/great_barrier_reef_kaggle

Participation in Kaggle coral detection challenge - F2 score of 0.478 in Public Leaderboard was achieved

Primary LanguageJupyter Notebook

great_barrier_reef_kaggle

The goal of that challenge was to accurately detect starfish. An F2 score of 0.478 in Public Leaderboard was achieved.

Models and Splits

YOLOv5 was the model used. Many different models with different number of parameters were trained. More specifically, we trained YOLOv5m, YOLOv5x, and YOLOv5l6, as defined in https://github.com/ultralytics/yolov5. For each of those YOLO versions we trained 3 models, each trained on 2 out of 3 videos in our dataset, leaving the third for validation. Training parameters for versions YOLOv5m, YOLOv5x were left to the default ones, whereas for YOLOv5l6 the parameters used can be found in file hyp.scratch.

Models trained using University of Groningen Cluster. For that, a virtual environment was created and the Bash files needed to initialize the Jupyter notebook to create training folders, as well as the file to initialize training can be found in this repository (jupyter.sh and BashHS2.sh).

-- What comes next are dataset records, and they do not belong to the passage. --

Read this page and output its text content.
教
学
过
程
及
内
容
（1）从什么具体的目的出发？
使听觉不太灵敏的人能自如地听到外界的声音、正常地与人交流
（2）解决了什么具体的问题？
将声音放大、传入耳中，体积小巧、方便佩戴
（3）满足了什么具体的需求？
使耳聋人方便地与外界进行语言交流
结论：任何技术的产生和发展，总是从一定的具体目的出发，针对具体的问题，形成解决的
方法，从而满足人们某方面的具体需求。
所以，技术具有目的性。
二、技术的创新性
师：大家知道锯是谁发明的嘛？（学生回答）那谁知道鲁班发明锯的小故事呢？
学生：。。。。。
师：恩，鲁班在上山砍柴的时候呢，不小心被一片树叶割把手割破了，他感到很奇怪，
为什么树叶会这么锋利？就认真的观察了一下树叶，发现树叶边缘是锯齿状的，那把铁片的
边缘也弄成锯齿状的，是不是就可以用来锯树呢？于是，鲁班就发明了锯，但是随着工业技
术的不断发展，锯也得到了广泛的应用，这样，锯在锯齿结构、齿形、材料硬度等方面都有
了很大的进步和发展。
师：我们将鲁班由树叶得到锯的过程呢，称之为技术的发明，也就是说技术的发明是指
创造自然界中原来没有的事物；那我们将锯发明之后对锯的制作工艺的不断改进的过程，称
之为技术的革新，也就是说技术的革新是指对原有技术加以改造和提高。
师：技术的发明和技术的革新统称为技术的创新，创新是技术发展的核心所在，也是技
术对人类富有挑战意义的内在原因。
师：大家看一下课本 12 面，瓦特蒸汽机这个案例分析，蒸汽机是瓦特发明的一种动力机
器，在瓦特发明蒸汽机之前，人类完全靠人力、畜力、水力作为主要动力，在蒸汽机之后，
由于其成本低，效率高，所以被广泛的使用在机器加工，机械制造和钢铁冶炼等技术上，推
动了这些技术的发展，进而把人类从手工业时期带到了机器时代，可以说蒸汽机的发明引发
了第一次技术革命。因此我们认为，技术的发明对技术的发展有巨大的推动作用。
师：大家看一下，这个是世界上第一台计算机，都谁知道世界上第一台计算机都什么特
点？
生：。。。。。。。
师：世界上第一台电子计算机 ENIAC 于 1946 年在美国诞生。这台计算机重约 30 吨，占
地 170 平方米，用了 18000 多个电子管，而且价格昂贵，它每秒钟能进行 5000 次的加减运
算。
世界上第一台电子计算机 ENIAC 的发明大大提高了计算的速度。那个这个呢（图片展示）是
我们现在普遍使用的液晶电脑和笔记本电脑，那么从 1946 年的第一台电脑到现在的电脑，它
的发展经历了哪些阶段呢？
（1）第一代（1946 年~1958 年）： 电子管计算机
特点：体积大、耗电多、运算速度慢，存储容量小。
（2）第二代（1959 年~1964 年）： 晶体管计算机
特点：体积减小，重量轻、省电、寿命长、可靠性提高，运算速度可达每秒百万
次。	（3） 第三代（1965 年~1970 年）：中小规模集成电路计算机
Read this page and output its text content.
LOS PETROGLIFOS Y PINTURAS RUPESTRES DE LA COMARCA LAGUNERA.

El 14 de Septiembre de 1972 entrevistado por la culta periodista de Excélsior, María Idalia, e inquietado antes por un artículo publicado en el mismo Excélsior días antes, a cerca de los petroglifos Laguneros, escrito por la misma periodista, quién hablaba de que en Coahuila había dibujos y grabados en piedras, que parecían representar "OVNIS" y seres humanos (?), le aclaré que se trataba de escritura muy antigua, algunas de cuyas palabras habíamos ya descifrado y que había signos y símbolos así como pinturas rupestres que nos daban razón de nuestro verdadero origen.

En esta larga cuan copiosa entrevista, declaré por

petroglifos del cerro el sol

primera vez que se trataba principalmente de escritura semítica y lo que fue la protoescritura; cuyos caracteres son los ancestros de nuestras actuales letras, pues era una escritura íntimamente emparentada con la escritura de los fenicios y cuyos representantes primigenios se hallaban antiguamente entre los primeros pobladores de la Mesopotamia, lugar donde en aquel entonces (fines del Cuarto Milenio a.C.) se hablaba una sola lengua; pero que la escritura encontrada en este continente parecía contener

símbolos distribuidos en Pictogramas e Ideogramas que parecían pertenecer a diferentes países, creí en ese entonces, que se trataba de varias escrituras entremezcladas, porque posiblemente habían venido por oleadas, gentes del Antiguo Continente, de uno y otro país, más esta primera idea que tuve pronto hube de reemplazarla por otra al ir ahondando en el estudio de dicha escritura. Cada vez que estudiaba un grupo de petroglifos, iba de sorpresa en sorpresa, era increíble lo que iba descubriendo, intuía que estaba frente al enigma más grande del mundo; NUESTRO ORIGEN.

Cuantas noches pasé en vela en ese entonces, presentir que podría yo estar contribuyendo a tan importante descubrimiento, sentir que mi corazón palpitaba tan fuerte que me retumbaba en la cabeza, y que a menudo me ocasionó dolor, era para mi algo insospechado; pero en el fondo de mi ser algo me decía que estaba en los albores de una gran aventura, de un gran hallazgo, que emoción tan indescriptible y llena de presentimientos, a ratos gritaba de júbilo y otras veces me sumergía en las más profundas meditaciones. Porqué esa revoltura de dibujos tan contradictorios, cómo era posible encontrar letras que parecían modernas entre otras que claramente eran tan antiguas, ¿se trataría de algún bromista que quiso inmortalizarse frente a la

In Inference mode the best results were achieved with an ensemble of 2 models of YOLOv5l6 (trained on videos 0,2 and 0,1) and 1 from YOLOv5m (trained on videos 0,1), using Non-maximum suppresion (NMS) method. Many different combinations of those models were tested, as well as only inference using one model only. The best threshold found was 0.2 for the IOU. No systematic evaluation of the model performance was performed, which is a major limitation of our approach. Trial and error was what we used to optimize performance of the test set.

This was our first participation in such a competition. Focus was given into creating a running pipeline and run inference using our trained models. A more systematic approach will be followed in future competitions.

Useful Sources can be found at the end of great-barrier_kaggle-inference.ipynb file.